Do they work too much on things that do not bring money in? Let them manage their own budget, aligning their profits with the company’s profits or whatever value you want the team to produce. They will re-orient towards that promptly.
If you think of it, it’s the only way to learn. Exposure to the problem.
Resorting to patching things — allocating a manager, putting the QA department in charge, moving in another team to troubleshoot, etc. — will only insulate the team from reality. Now the manager, QA, another team is responsible for the results. So how is it better? It can only work short-term.
Team members, if trained well and motivated, can make excellent decisions; far better than any single person would. It is humbling to realize and easy to underestimate.
Clear communication.
Even the best team will produce a useless trinket if they don’t know what they’re building. But it’s not just about what. It’s also about why, when, under which constraints, the bigger picture, and many other things. If you want the team to deliver something, tell them clearly what you want. Then again, and again, and again… Once is never enough.
Progress, feedback, goals, alignment, culture echoed throughout. It’s easy to lose direction in a group, focusing on something slightly different than the person next to you. There are different interpretations, conjunctures, personal opinions, loss of attention, or misunderstandings. So yeah, expect confusion and battle it with clear, consistent messaging, at the right time.
The only thing worse than the lack of information is an abundance of disinformation. Or is it the other way around?
Predictability.
At this point, we have an amazing, self-sufficient, cooperating team that knows what to do and when to do it. Surely this must be the pinnacle of awesomeness. Success is guaranteed. Let’s consider one more thing.
The team is communicated a certain message, but the actions may not match. It can come from the leadership or the customer… For example a prompt from the leader: We’d love to hear your ideas. Please, bring them forward. Then they’re all shut down with a “thank you”. Or from the customer: I’d like to see some innovative designs, sure. I don’t like this one, nor this one, nor this one. Can it be more like what we have, but with rounded corners?

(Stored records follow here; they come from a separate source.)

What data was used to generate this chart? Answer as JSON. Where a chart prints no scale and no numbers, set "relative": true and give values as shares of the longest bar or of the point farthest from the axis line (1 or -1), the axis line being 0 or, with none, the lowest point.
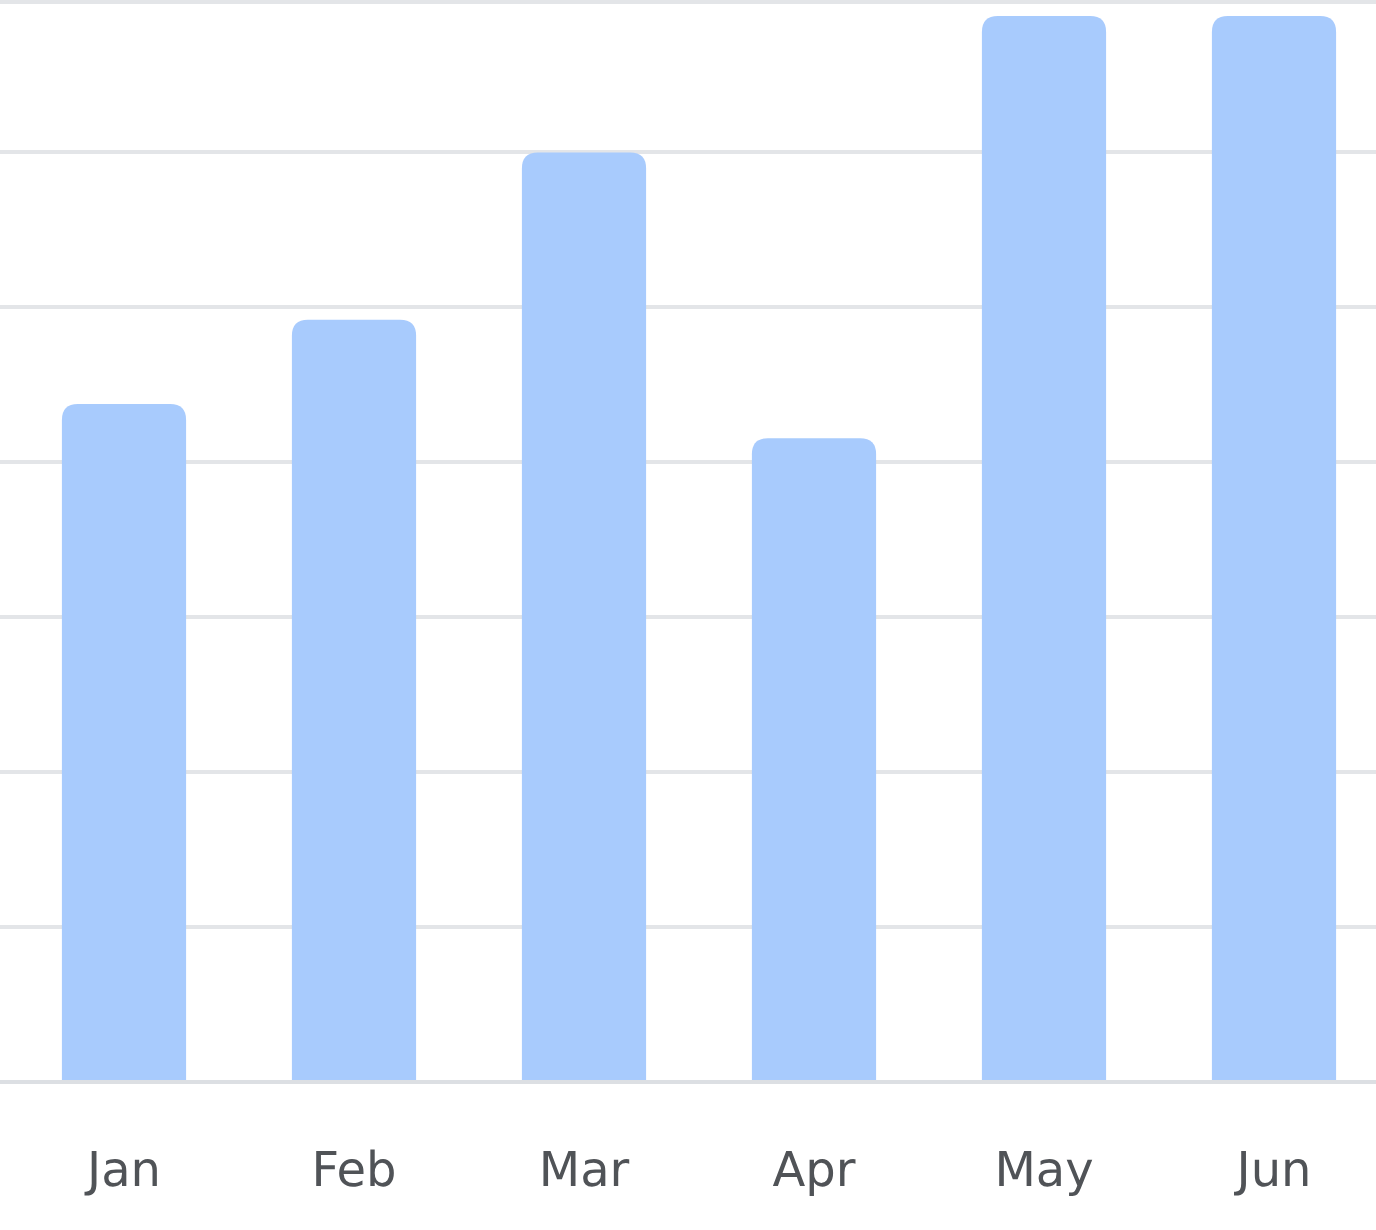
{
  "chart_data": {
    "type": "bar",
    "relative": true,
    "categories": [
      "Jan",
      "Feb",
      "Mar",
      "Apr",
      "May",
      "Jun"
    ],
    "values": [
      0.636,
      0.715,
      0.872,
      0.604,
      1,
      1
    ],
    "color": "#a8cbfd",
    "grid": true
  }
}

How do you think it will turn out?
Sometimes even the message may be accurate, but the directions change all the time. Without predictability, knowing what to expect, uncertainty settles in pretty fast. The trust crumbles and we’re back to square 1.
The team may not know where they are going, but with a steady pace and the leadership they can rely on, they will be confident they’ll reach a wonderful destination.
Learning all that I still have a question: What did I get out of the team building, personally?
Let’s see… Change of scenery, free food, unique experiences I’ll remember for some time, deeper connection with my colleagues, better understanding of their behavior in certain situations and my adjusted expectations, clearer understanding of the components that make for great teamwork. Not bad, huh?